16.) Finding the Perfect House in the Perfect Location, Searching Using Map-Based Queries
How many times have you been simply just driving around and come across a house with a sign in the yard. Have you ever looked at it, looked around the neighborhood and thought that this would be the perfect house just because of its location? Now fast forward a few years and you’ve finally decided that it is time for you to purchase your first home. Now, where do you want that home to be located? Would you be happy to be near schools, the city center, have the walkability to grocery stores or parks? If the area is new to you, searching your desired location using map-based queries such as Google Maps “Lifewire” is a great way to get started on your home purchase adventure.
When in doubt you can always just drive around or possibly get that exercise while walking through endless neighborhoods. However, if all of that twisting and turning is not your cup of tea and you want a quick and fast way to locate that home of your dreams, then a home search website may be better suited for you. Try using a home search website such as Trulia or Zillow. With the assistance of these websites, you will be able to,
- Personalize your home search. Imagine the possibilities of your dream home. By keying in your preferences, you can narrow down the type of home you are looking for from a condo or cottage to a ranch or townhome.
- Make more precise choices concerning your home floor plan. Whether you want two bedrooms and one bathroom or six bedrooms and 4 bathrooms, it is all up to you.
- What makes these websites so much better than doing the footwork or the driving is the ability to focus in on the precise neighborhoods, schools, stores and parks that fit you. Even if you wish to live out your life as a pedestrian, these websites can help you find the home where the sidewalk will come right up to your front door.
17.) Getting ideas about neighborhoods that fall within your price range
Someone once said, “Not all neighborhoods are exactly what you are looking for. Great house, wrong price.” Thinking about it that way can put a damper on the search for that perfect house that you were hoping for. Many may have been looking for that perfect house for quite a while. Some for maybe a year or more. But the home they want could possibly materialize in the neighborhood they don’t want. However, the neighborhood they do want will not give the house they can afford. A limited income will lower pre-approval amounts, limiting their options for an affordable home in the neighborhoods they desire. But keep in mind, one of the first basics of purchasing a home is loving and knowing your desired location. Getting the chance to purchase that perfect home that has all the amenities you could ever want in the neighborhood that provides all the luxuries you could ever want can be tricky.
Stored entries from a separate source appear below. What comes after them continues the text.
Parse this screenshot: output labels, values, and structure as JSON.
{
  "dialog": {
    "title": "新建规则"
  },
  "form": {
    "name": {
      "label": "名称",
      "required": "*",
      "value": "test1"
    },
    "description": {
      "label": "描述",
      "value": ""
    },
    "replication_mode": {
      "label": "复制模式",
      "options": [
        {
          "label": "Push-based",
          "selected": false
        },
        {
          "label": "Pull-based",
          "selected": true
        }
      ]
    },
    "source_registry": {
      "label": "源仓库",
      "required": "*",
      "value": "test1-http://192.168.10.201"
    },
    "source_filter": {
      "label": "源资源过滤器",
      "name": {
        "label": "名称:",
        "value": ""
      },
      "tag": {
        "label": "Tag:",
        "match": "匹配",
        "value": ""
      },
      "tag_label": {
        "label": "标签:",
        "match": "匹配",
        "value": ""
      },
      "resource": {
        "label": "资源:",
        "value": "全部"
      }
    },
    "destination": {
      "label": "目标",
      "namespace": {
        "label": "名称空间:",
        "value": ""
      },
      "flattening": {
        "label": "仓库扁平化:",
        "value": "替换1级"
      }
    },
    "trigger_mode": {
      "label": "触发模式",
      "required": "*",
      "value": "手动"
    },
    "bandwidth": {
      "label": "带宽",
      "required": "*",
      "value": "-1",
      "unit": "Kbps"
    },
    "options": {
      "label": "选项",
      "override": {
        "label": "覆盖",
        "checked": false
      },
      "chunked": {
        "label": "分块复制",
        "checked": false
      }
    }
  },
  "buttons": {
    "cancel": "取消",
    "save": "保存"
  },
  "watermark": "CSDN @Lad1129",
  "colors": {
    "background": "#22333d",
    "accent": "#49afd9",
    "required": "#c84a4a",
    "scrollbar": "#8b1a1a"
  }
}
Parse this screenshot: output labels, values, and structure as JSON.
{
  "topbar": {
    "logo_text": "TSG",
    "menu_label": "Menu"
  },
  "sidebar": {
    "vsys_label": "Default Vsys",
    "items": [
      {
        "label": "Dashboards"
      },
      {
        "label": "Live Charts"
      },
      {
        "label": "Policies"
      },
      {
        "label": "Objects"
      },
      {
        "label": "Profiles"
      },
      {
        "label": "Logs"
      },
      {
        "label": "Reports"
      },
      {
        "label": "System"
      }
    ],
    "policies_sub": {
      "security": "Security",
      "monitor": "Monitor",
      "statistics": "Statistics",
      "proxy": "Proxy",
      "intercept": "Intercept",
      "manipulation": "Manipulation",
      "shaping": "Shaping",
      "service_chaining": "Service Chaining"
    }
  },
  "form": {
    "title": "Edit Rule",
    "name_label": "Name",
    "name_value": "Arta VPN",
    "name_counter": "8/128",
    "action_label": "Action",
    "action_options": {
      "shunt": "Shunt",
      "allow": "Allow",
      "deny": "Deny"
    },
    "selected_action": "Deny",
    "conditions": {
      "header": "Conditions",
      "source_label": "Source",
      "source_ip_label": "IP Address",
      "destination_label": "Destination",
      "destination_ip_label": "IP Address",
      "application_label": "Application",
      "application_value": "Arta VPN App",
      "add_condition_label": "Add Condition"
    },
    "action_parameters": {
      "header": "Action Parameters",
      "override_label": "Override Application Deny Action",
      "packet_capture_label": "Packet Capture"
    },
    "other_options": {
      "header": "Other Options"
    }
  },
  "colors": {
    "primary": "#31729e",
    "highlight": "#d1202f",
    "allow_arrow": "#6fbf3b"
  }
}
But what should you do? Which should you truly buy for? The house or the neighborhood? Online website, Apartment Therapy give these tips,
- The best first thing to do is to go and physically visit the communities that appeal to you. Take the time to walk around the area on the weekend and go shopping at the local grocery store. Play pretend. Act like you already live in the neighborhood. Look for the things that are important to you and see if they are there. Do you want public transportation? The ability to walk to the stores and restaurants from your front door? Is there a local park for the kids? How close are the schools? Now think it out and consider how did the atmosphere feel to you?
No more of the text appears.